Personal information
- Date of birth: 5 February 1953
- Place of birth: Spessa, Italy
- Date of death: 5 August 2025 (aged 72)
- Height: 1.80 m (5 ft 11 in)
- Position(s): Defender

Youth career
- A.C. Milan

Senior career*
- Years: Team / Apps / (Gls)
- 1971–1974: A.C. Milan / 5 / (0)
- 1972–1973: → Cesena (loan) / 34 / (2)
- 1974–1975: Varese / 16 / (0)
- 1975–1977: Perugia / 12 / (0)
- 1977–1978: Monza / 27 / (0)
- 1978–1981: Campobasso / 50 / (1)
- 1981–1984: Paganese / 34 / (2)

Managerial career
- 1995: Vogherese
- 1997–1998: Pavia

= Enrico Lanzi =

Italian footballer and coach (1953–2025)

Enrico Lanzi (5 February 1953 – 5 August 2025) was an Italian professional football coach and a player, who played as a defender.

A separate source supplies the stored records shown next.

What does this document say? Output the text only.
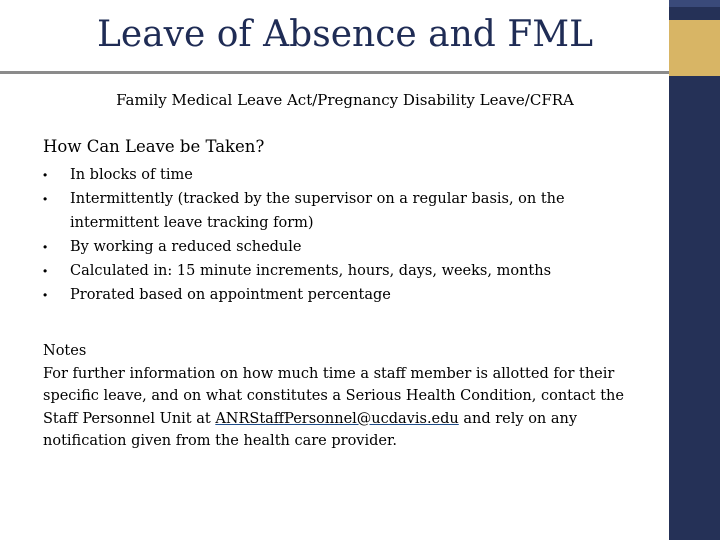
Leave of Absence and FML

Family Medical Leave Act/Pregnancy Disability Leave/CFRA

How Can Leave be Taken?

• In blocks of time
• Intermittently (tracked by the supervisor on a regular basis, on the intermittent leave tracking form)
• By working a reduced schedule
• Calculated in: 15 minute increments, hours, days, weeks, months
• Prorated based on appointment percentage

Notes

For further information on how much time a staff member is allotted for their specific leave, and on what constitutes a Serious Health Condition, contact the Staff Personnel Unit at ANRStaffPersonnel@ucdavis.edu and rely on any notification given from the health care provider.
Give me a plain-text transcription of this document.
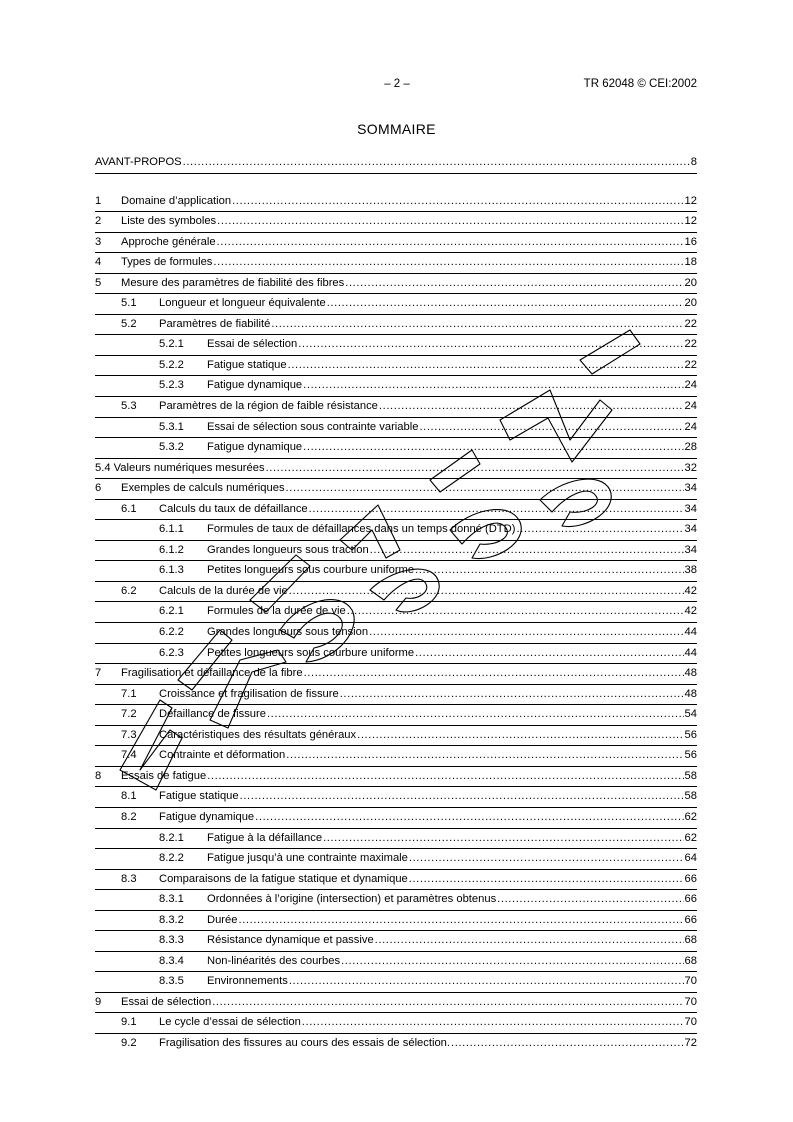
– 2 –	TR 62048 © CEI:2002
SOMMAIRE
AVANT-PROPOS .....	8
1 Domaine d’application .....	12
2 Liste des symboles .....	12
3 Approche générale .....	16
4 Types de formules .....	18
5 Mesure des paramètres de fiabilité des fibres .....	20
5.1 Longueur et longueur équivalente .....	20
5.2 Paramètres de fiabilité .....	22
5.2.1 Essai de sélection .....	22
5.2.2 Fatigue statique .....	22
5.2.3 Fatigue dynamique .....	24
5.3 Paramètres de la région de faible résistance .....	24
5.3.1 Essai de sélection sous contrainte variable .....	24
5.3.2 Fatigue dynamique .....	28
5.4 Valeurs numériques mesurées .....	32
6 Exemples de calculs numériques .....	34
6.1 Calculs du taux de défaillance .....	34
6.1.1 Formules de taux de défaillances dans un temps donné (DTD) .....	34
6.1.2 Grandes longueurs sous traction .....	34
6.1.3 Petites longueurs sous courbure uniforme .....	38
6.2 Calculs de la durée de vie .....	42
6.2.1 Formules de la durée de vie .....	42
6.2.2 Grandes longueurs sous tension .....	44
6.2.3 Petites longueurs sous courbure uniforme .....	44
7 Fragilisation et défaillance de la fibre .....	48
7.1 Croissance et fragilisation de fissure .....	48
7.2 Défaillance de fissure .....	54
7.3 Caractéristiques des résultats généraux .....	56
7.4 Contrainte et déformation .....	56
8 Essais de fatigue .....	58
8.1 Fatigue statique .....	58
8.2 Fatigue dynamique .....	62
8.2.1 Fatigue à la défaillance .....	62
8.2.2 Fatigue jusqu’à une contrainte maximale .....	64
8.3 Comparaisons de la fatigue statique et dynamique .....	66
8.3.1 Ordonnées à l’origine (intersection) et paramètres obtenus .....	66
8.3.2 Durée .....	66
8.3.3 Résistance dynamique et passive .....	68
8.3.4 Non-linéarités des courbes .....	68
8.3.5 Environnements .....	70
9 Essai de sélection .....	70
9.1 Le cycle d’essai de sélection .....	70
9.2 Fragilisation des fissures au cours des essais de sélection. .....	72
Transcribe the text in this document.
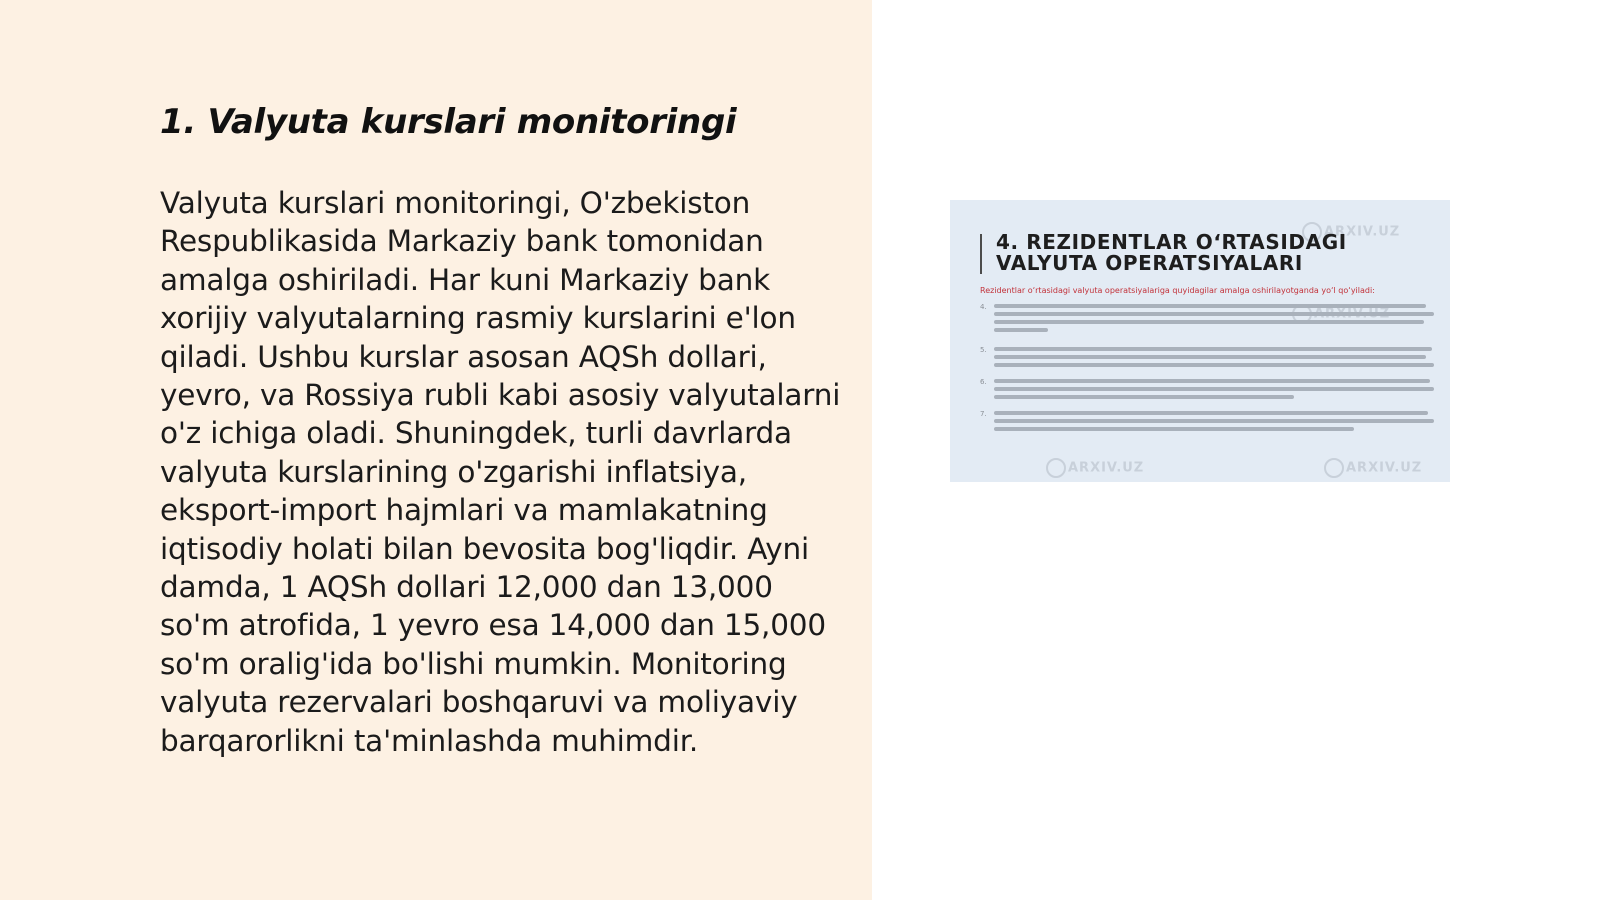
1. Valyuta kurslari monitoringi

Valyuta kurslari monitoringi, O'zbekiston Respublikasida Markaziy bank tomonidan amalga oshiriladi. Har kuni Markaziy bank xorijiy valyutalarning rasmiy kurslarini e'lon qiladi. Ushbu kurslar asosan AQSh dollari, yevro, va Rossiya rubli kabi asosiy valyutalarni o'z ichiga oladi. Shuningdek, turli davrlarda valyuta kurslarining o'zgarishi inflatsiya, eksport-import hajmlari va mamlakatning iqtisodiy holati bilan bevosita bog'liqdir. Ayni damda, 1 AQSh dollari 12,000 dan 13,000 so'm atrofida, 1 yevro esa 14,000 dan 15,000 so'm oralig'ida bo'lishi mumkin. Monitoring valyuta rezervalari boshqaruvi va moliyaviy barqarorlikni ta'minlashda muhimdir.

ARXIV.UZ
ARXIV.UZ	ARXIV.UZ
4. REZIDENTLAR O‘RTASIDAGI
VALYUTA OPERATSIYALARI

Rezidentlar o‘rtasidagi valyuta operatsiyalariga quyidagilar amalga oshirilayotganda yo‘l qo‘yiladi:

4.
5.
6.
7.
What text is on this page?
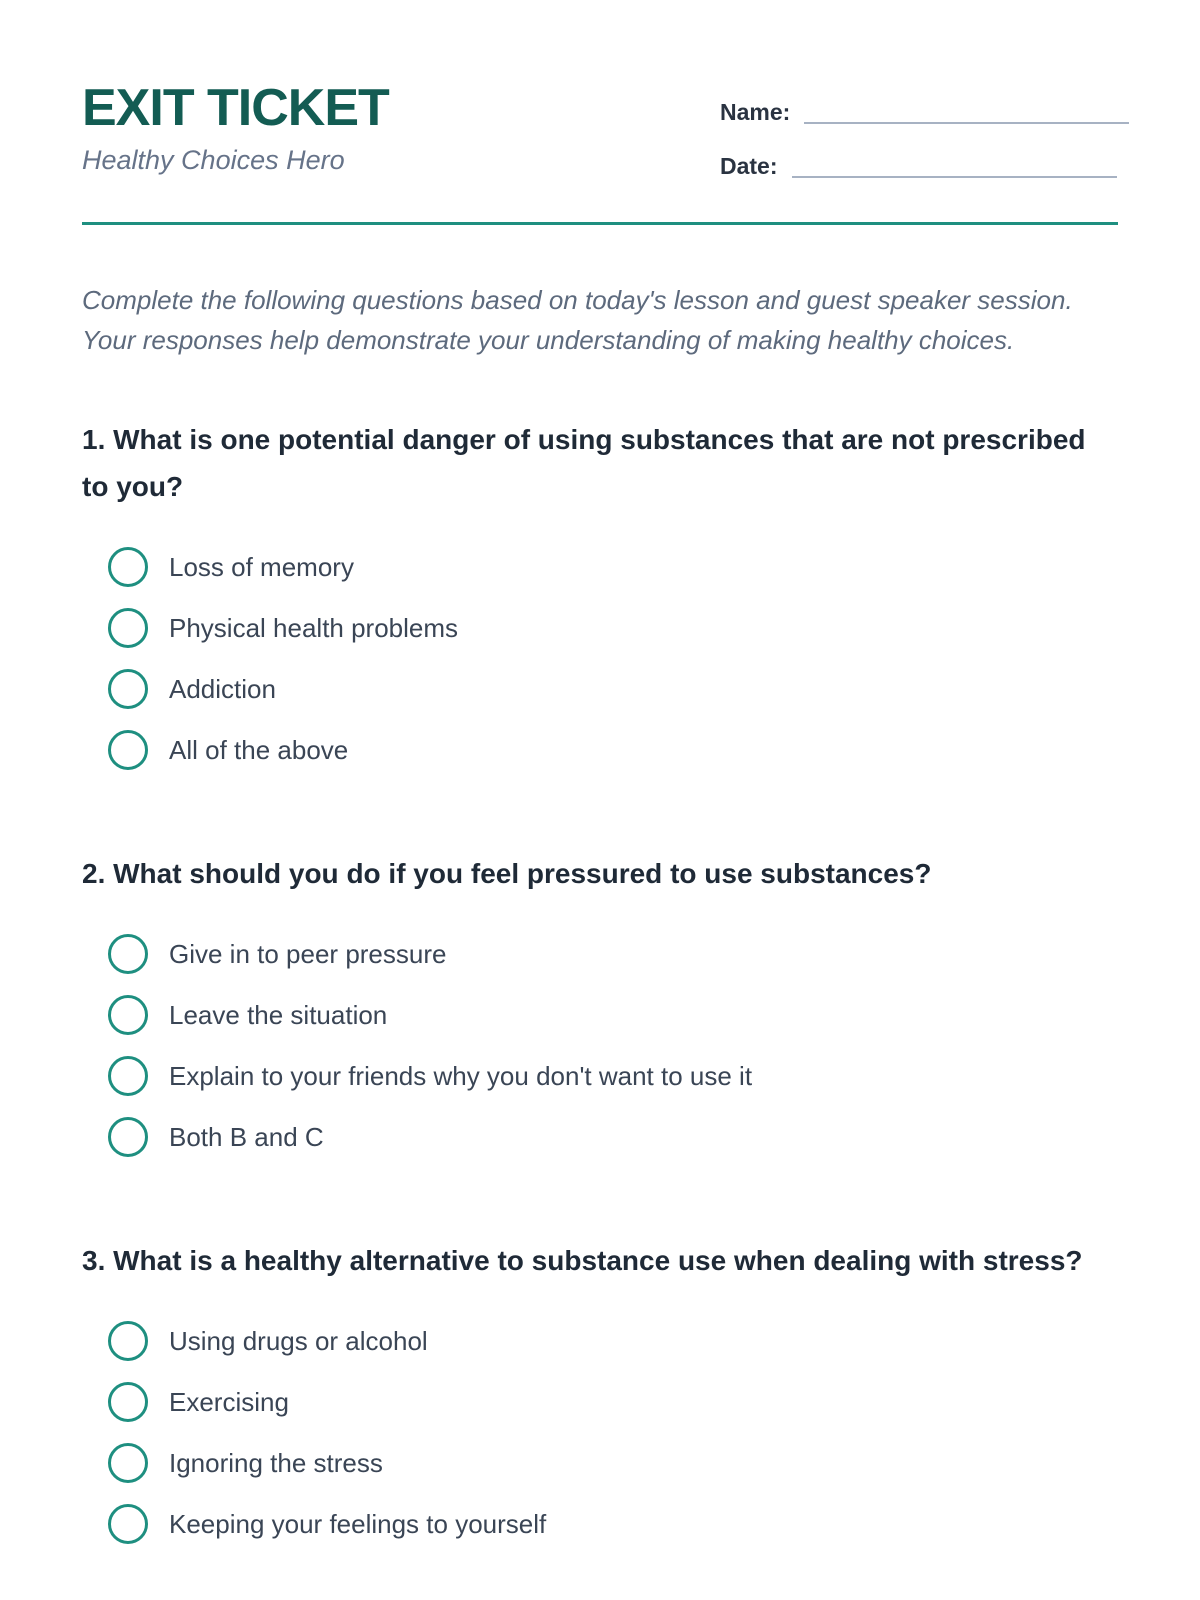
EXIT TICKET
Healthy Choices Hero
Name:
Date:

Complete the following questions based on today's lesson and guest speaker session. Your responses help demonstrate your understanding of making healthy choices.

1. What is one potential danger of using substances that are not prescribed to you?
Loss of memory
Physical health problems
Addiction
All of the above
2. What should you do if you feel pressured to use substances?
Give in to peer pressure
Leave the situation
Explain to your friends why you don't want to use it
Both B and C
3. What is a healthy alternative to substance use when dealing with stress?
Using drugs or alcohol
Exercising
Ignoring the stress
Keeping your feelings to yourself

Lanzi played four seasons (33 games, no goals) in the Serie A for A.C. Milan, Varese F.C. and Perugia Calcio.

Despite playing just a few games for Milan, he managed to put his name in infamy in the club's history books, scoring an own goal in the 1974 European Cup Winners' Cup Final that Milan ended up losing 2–0 to 1. FC Magdeburg.

Lanzi died on 5 August 2025, at the age of 72.